А я упивалась своим презрением к нему, такому мелкому. И это было совсем не интеллигентно, не по-доброму. Я была переполнена тщеславием. И, если разбираться, победитель я или побеждённый?
Я надела своё облегающее красное платье. Красный цвет символизирует полноту жизни. И я, полная желаний, ушла из старой жизни.
Я беременна от Ильи
В Александринке мы встретились с Мариной. Она у нас известный театрал, не пропускает ни одной премьеры, ни одного значимого события. Любит собирать басни про артистов и потом часами висит на телефоне, обсуждая с подругами подробности жизни знаменитостей, смакуя детали.
После Ялты мы с ней только перезванивались, так, ни о чём серьёзном не говорили, только «как ты?» и «что делаешь?».
И вот в фойе вижу: Марина с царственной грацией идёт в сногсшибательном платье из зелёной тафты, воротник лодочкой красиво окаймляет её нежную шею. Я подошла сзади и обхватила её тонкую талию. Она обернулась, и мы обнялись. Марина на таких высоченных шпильках, что я оказалась ниже её плеч. Я почувствовала себя неуютно и отодвинулась подальше: не хотелось на её фоне выглядеть коротышкой.
Марина увидела мою бабушку рядом со мной и сразу припала к ней. Вот подхалимка, понятно же, что Марине нужны контрамарки и пропуски на все нашумевшие спектакли. Многие вьются вокруг моей бабушки: она уже много лет работает секретарём в Ленинградском отделении ВТО, то есть Всероссийского театрального общества. Начинала она ещё при Николае Черкасове, но в основном более десяти лет проработала, когда председателем ВТО был Юрий Толубеев. Про Черкасова постоянно вспоминает, как он входил в приёмную, заполнял пространство своим низким глубоким голосом и всех приветствовал, элегантно целуя руки дамам.
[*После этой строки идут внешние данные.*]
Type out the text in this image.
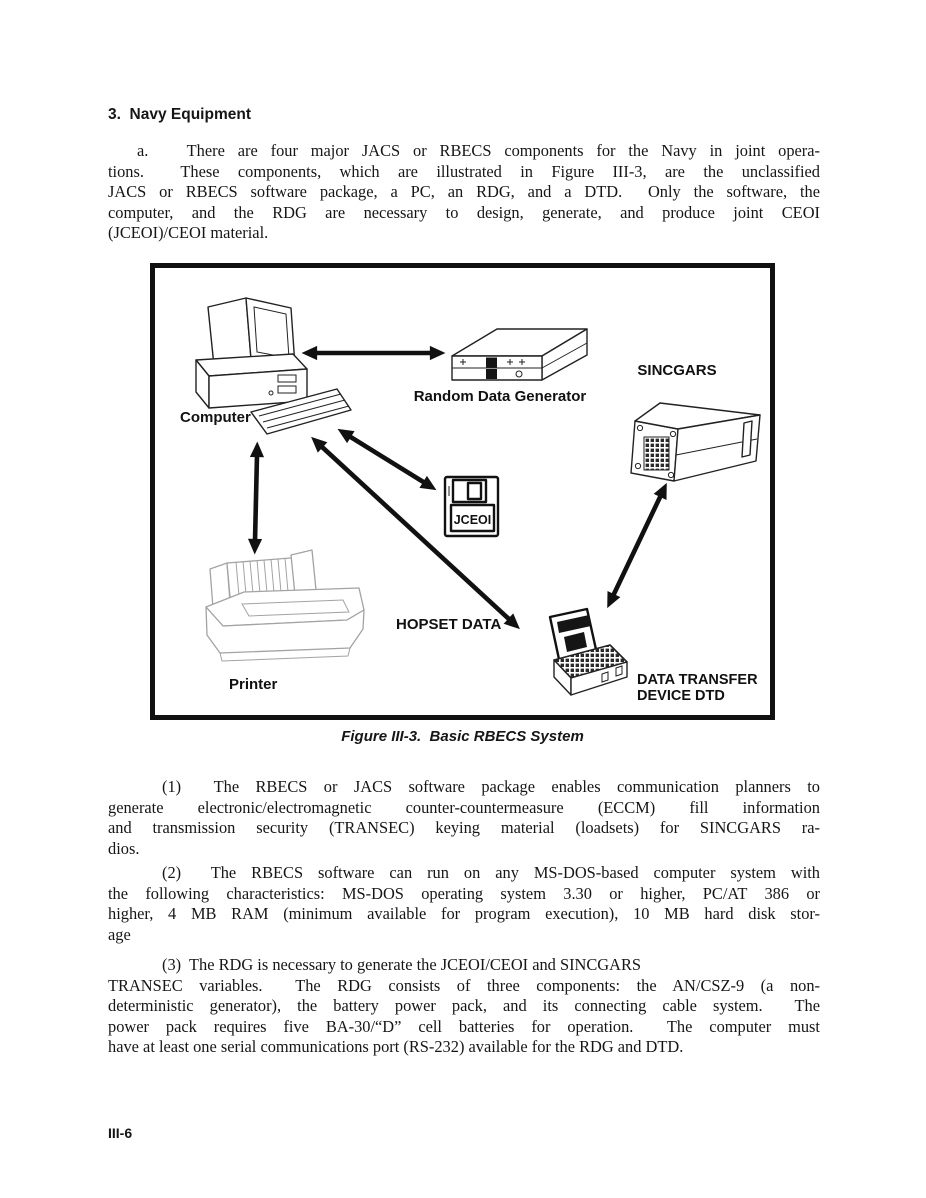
3.  Navy Equipment
a.   There are four major JACS or RBECS components for the Navy in joint opera-
tions.  These components, which are illustrated in Figure III-3, are the unclassified
JACS or RBECS software package, a PC, an RDG, and a DTD.  Only the software, the
computer, and the RDG are necessary to design, generate, and produce joint CEOI
(JCEOI)/CEOI material.
Computer
Random Data Generator
SINCGARS
JCEOI
HOPSET DATA
Printer	DATA TRANSFER
DEVICE DTD
Figure III-3.  Basic RBECS System
(1)  The RBECS or JACS software package enables communication planners to
generate electronic/electromagnetic counter-countermeasure (ECCM) fill information
and transmission security (TRANSEC) keying material (loadsets) for SINCGARS ra-
dios.
(2)  The RBECS software can run on any MS-DOS-based computer system with
the following characteristics: MS-DOS operating system 3.30 or higher, PC/AT 386 or
higher, 4 MB RAM (minimum available for program execution), 10 MB hard disk stor-
age
(3)  The RDG is necessary to generate the JCEOI/CEOI and SINCGARS
TRANSEC variables.  The RDG consists of three components: the AN/CSZ-9 (a non-
deterministic generator), the battery power pack, and its connecting cable system.  The
power pack requires five BA-30/“D” cell batteries for operation.  The computer must
have at least one serial communications port (RS-232) available for the RDG and DTD.
III-6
Я оттащила Марину от бабушки и отправилась с ней в буфет – выпить шампанского. К бабушке сразу подбежали любопытствующие, чтобы она рассказала о новом председателе отделения ВТО, в должность тогда вступил Кирилл Лавров.
– Ну что, голуба, рассказывай про себя, – немного снисходительно обратилась ко мне Марина.
– У меня шквал новостей. Не хочу здесь вскользь говорить.
Смотрю, Марина мгновенно переменилась в лице. Она сбросила свою царственность, нависла надо мной, даже сделалась меньше ростом и приготовилась проглотить меня со всеми моими событиями.
Но я держала паузу, как Вия Артмане в роли Джулии Ламберт. Эта пауза из фильма «Театр» гениальна. И кто значительнее в этой паузе? Сама героиня Джулия, которую придумал Сомерсет Моэм, или Артмане, с блеском сыгравшая эту роль? Такая модель великой интриги меня очень вдохновляет.
Марина была готова забрать меня со второго действия, чтобы поехать к ней, а там винцо, коньячок и пирожные, и она выпотрошит меня наизнанку со всеми моими тайнами.
В театре мы всё же остались. Я никуда не торопилась, у меня теперь нет дома, куда надо спешить. На дворе бабье лето, впереди тёплая сентябрьская ночь. И Маринкин балкон. Будем сидеть, закутавшись в одеяла. Мерцающие огни, раскиданные по ночному городу, нас загипнотизируют, и я отдамся в лапы Маринкиного кровожадного интереса.
Поздно вечером мы приехали к Марине, посуетились, собирая на стол. Подруга сегодня меня угощает чёрной икрой. Вопрос «Откуда?» я не задаю. Или всё тот же дядя, или появился новый могущественный кавалер. Наконец уселись, устроились удобно в креслах на балконе.
– Сегодня я окончательно ушла от Игоря, – так сказала я для затравки разговора.
– Брось ты, это несерьёзно. В какой раз ты ушла? А потом снова пришла? У тебя Игорь как проходной двор: заходишь, выходишь.
Я вижу, что Марина не этого признания ждала.
– Да, туда-сюда и всё мимо, – это я пробурчала больше для себя.
Марине стало скучно.
– И этими ерундовскими соплями ты меня хотела сразить?
– Я беременна от Ильи.
Здесь я завершила свою паузу, которая началась в театре, когда я не выпалила сразу в буфете новость о своём интересном положении. Но по Марининой реакции я увидела, что эта новость не произвела впечатления разорвавшейся бомбы. Марина слегка застыла, зрачки сузились. Но охать и всплескивать руками не стала. Она резко схватила рюмку и налила себе коньяк.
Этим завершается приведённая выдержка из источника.